La seguridad de las cadenas globales de fertilizantes ha emergido como una preocupación primordial para las principales economías del mundo. En un contexto marcado por las tensiones geopolíticas en Oriente Medio, los ministros de Agricultura del G7 se reunirán el próximo lunes en París. Su objetivo es discutir medidas que aseguren el abastecimiento de este insumo esencial y mitigar los riesgos para la producción agrícola.
La reunión fue convocada por la presidencia francesa del grupo, en un momento crítico en el que se han registrado interrupciones en el tránsito a través del estrecho de Ormuz, un corredor marítimo vital para el comercio internacional de energía, fertilizantes y materias primas agrícolas.
Un insumo estratégico para la producción mundial
Los fertilizantes son un componente clave en la producción agrícola moderna. Su disponibilidad afecta directamente los rendimientos de los cultivos y, por ende, la oferta global de alimentos. Por esta razón, cualquier alteración en las cadenas de suministro internacionales puede tener repercusiones que van más allá del sector agrícola, afectando los precios y la disponibilidad de productos en el mercado.
Las autoridades francesas han señalado que el incremento de los costos y las dificultades de abastecimiento ya están impactando a explotaciones agrícolas en diversas regiones del mundo. Esta situación ha llevado a los miembros del G7 a buscar una coordinación específica para abordar el problema y encontrar soluciones conjuntas.
La reunión contará con la participación de representantes de Estados Unidos, Reino Unido, Alemania, Italia, Canadá y Japón, así como de organismos internacionales como la FAO, la OCDE y el Sistema de Información sobre los Mercados Agrícolas (AMIS).
El impacto logístico del estrecho de Ormuz
La preocupación internacional se centra en la importancia del golfo Pérsico en el comercio mundial de fertilizantes. Se estima que esta región concentra entre el 30% y el 35% de las exportaciones globales de urea y entre el 20% y el 30% de las de amoniaco, dos insumos fundamentales para la agricultura.
Además, hasta un 30% del comercio internacional de fertilizantes transita por el estrecho de Ormuz. La interrupción parcial de esta ruta ha causado demoras operativas, restricciones de capacidad y un aumento significativo en los costos logísticos del transporte marítimo. A esto se suma el incremento en el precio del gas natural, esencial para la producción de fertilizantes nitrogenados.
La combinación de estos factores ha generado una fuerte presión sobre toda la cadena de abastecimiento, desde la producción hasta la distribución final. Informes internacionales indican que los precios de la urea y el amoniaco han aumentado más del 20% en mercados clave, y en algunos casos, los precios de la urea han llegado a triplicarse.
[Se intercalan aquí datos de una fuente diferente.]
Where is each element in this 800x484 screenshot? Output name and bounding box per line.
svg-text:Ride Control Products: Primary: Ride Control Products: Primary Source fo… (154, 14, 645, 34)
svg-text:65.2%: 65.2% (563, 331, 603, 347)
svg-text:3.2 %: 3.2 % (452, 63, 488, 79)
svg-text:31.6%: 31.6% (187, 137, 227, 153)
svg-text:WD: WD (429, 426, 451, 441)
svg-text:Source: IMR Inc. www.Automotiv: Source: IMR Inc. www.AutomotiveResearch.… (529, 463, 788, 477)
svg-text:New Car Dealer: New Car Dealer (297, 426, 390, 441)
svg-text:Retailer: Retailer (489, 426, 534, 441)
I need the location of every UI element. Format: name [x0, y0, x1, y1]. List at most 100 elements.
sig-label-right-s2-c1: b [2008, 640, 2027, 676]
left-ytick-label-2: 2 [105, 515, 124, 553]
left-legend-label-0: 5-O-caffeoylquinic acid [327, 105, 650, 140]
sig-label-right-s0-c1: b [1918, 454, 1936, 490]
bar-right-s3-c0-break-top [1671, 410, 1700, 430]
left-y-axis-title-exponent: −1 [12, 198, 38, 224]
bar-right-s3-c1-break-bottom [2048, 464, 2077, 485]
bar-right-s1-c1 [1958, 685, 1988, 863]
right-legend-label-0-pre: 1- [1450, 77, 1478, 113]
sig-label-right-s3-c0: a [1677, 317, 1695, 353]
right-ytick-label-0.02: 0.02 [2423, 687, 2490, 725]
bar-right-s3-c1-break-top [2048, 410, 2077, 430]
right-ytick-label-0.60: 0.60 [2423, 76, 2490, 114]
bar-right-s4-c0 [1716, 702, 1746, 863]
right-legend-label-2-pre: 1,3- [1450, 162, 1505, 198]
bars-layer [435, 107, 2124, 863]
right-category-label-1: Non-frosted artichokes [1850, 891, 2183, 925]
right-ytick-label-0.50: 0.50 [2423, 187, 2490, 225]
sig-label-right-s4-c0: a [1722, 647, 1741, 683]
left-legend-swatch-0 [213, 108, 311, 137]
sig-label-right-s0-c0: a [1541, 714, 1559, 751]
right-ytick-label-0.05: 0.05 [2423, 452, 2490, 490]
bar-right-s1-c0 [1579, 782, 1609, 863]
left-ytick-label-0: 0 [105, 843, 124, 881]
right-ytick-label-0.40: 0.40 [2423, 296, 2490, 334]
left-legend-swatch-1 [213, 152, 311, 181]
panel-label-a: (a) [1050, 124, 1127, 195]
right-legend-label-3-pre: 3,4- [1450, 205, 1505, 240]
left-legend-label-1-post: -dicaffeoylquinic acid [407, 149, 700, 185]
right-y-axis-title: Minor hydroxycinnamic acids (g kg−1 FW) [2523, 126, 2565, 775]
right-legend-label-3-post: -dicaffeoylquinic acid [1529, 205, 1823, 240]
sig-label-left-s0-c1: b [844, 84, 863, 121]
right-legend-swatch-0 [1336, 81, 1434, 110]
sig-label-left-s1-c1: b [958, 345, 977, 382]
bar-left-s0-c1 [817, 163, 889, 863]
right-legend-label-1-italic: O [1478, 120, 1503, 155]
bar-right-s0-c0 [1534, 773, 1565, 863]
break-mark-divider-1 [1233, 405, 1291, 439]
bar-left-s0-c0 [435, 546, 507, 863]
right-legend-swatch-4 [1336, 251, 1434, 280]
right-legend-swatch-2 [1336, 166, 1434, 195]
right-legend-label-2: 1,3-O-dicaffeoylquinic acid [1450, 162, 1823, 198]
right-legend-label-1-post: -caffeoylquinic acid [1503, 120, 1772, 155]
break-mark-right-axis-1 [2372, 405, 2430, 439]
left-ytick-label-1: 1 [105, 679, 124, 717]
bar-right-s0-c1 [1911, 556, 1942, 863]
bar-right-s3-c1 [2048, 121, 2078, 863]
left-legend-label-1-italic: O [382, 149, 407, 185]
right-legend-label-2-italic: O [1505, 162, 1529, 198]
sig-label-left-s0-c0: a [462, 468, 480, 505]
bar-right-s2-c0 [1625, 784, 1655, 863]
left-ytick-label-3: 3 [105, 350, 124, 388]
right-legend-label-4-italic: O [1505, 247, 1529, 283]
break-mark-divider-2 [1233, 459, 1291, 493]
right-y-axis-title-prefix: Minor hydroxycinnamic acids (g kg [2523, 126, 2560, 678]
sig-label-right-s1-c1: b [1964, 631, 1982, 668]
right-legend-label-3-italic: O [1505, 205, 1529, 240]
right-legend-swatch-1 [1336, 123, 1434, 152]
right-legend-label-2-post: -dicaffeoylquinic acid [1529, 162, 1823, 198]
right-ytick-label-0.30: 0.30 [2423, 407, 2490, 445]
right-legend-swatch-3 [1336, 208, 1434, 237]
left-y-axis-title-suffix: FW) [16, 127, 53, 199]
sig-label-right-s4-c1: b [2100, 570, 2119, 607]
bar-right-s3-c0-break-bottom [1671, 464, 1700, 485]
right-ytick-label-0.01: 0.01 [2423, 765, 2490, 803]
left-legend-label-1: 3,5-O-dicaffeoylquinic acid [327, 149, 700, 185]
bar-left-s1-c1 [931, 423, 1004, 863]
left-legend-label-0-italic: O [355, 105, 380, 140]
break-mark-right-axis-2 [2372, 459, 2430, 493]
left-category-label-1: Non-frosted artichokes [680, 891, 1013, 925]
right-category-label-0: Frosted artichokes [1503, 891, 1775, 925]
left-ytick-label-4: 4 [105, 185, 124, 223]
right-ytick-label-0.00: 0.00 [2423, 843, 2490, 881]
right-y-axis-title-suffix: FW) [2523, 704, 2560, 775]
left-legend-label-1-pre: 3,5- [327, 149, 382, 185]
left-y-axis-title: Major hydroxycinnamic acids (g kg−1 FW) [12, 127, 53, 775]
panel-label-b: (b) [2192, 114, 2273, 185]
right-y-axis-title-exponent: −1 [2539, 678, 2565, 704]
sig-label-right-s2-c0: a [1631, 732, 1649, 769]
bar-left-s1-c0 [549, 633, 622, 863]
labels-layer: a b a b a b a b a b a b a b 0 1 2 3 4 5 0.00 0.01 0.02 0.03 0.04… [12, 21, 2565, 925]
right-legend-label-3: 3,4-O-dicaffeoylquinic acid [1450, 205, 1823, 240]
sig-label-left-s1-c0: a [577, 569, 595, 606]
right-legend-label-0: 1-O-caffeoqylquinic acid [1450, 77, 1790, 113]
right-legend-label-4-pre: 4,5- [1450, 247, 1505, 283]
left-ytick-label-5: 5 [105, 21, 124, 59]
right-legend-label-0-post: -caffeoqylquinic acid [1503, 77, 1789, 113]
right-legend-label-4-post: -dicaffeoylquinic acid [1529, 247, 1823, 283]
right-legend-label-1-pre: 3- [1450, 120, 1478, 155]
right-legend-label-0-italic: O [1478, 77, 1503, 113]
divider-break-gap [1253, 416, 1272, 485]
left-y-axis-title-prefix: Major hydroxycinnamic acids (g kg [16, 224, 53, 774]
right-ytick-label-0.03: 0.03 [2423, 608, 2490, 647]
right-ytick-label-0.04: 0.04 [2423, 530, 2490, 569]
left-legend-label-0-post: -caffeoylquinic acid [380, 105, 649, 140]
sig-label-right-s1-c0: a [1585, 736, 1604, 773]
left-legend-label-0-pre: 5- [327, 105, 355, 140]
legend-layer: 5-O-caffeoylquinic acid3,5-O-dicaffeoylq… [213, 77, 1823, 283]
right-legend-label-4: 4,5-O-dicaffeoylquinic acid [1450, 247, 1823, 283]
Riesgos para las cadenas agrícolas globales
Más allá de las fluctuaciones de precios, la principal inquietud radica en la resiliencia de las cadenas de suministro. El modelo actual de abastecimiento de fertilizantes depende de una red internacional altamente interconectada que incluye terminales portuarias, operadores marítimos, centros de almacenamiento y distribuidores locales. Cuando uno de estos nodos enfrenta interrupciones, los efectos se propagan rápidamente a otros mercados, lo que puede afectar a productores agrícolas en Asia, África o América Latina.
Los países importadores son los más vulnerables a esta situación, especialmente aquellos que dependen de compras externas para mantener sus niveles de producción agrícola. Organismos internacionales han advertido sobre posibles impactos en la seguridad alimentaria global si las dificultades de abastecimiento persisten durante períodos prolongados.
Cooperación para fortalecer la resiliencia
Uno de los objetivos principales de la reunión ministerial será avanzar en mecanismos de cooperación internacional que mejoren la transparencia de los mercados y fortalezcan el intercambio de información. También se buscará desarrollar estrategias para aumentar la resiliencia de las cadenas agrícolas frente a futuras perturbaciones económicas, energéticas o geopolíticas.
Esta iniciativa refleja una creciente preocupación entre las principales economías del mundo por garantizar que insumos críticos como los fertilizantes sigan llegando a los productores agrícolas, incluso en contextos de alta incertidumbre internacional. En un escenario donde los conflictos regionales pueden alterar rutas marítimas clave y modificar el equilibrio de los mercados globales, la logística y la gestión de las cadenas de abastecimiento son cada vez más cruciales para mantener la producción de alimentos y el comercio internacional.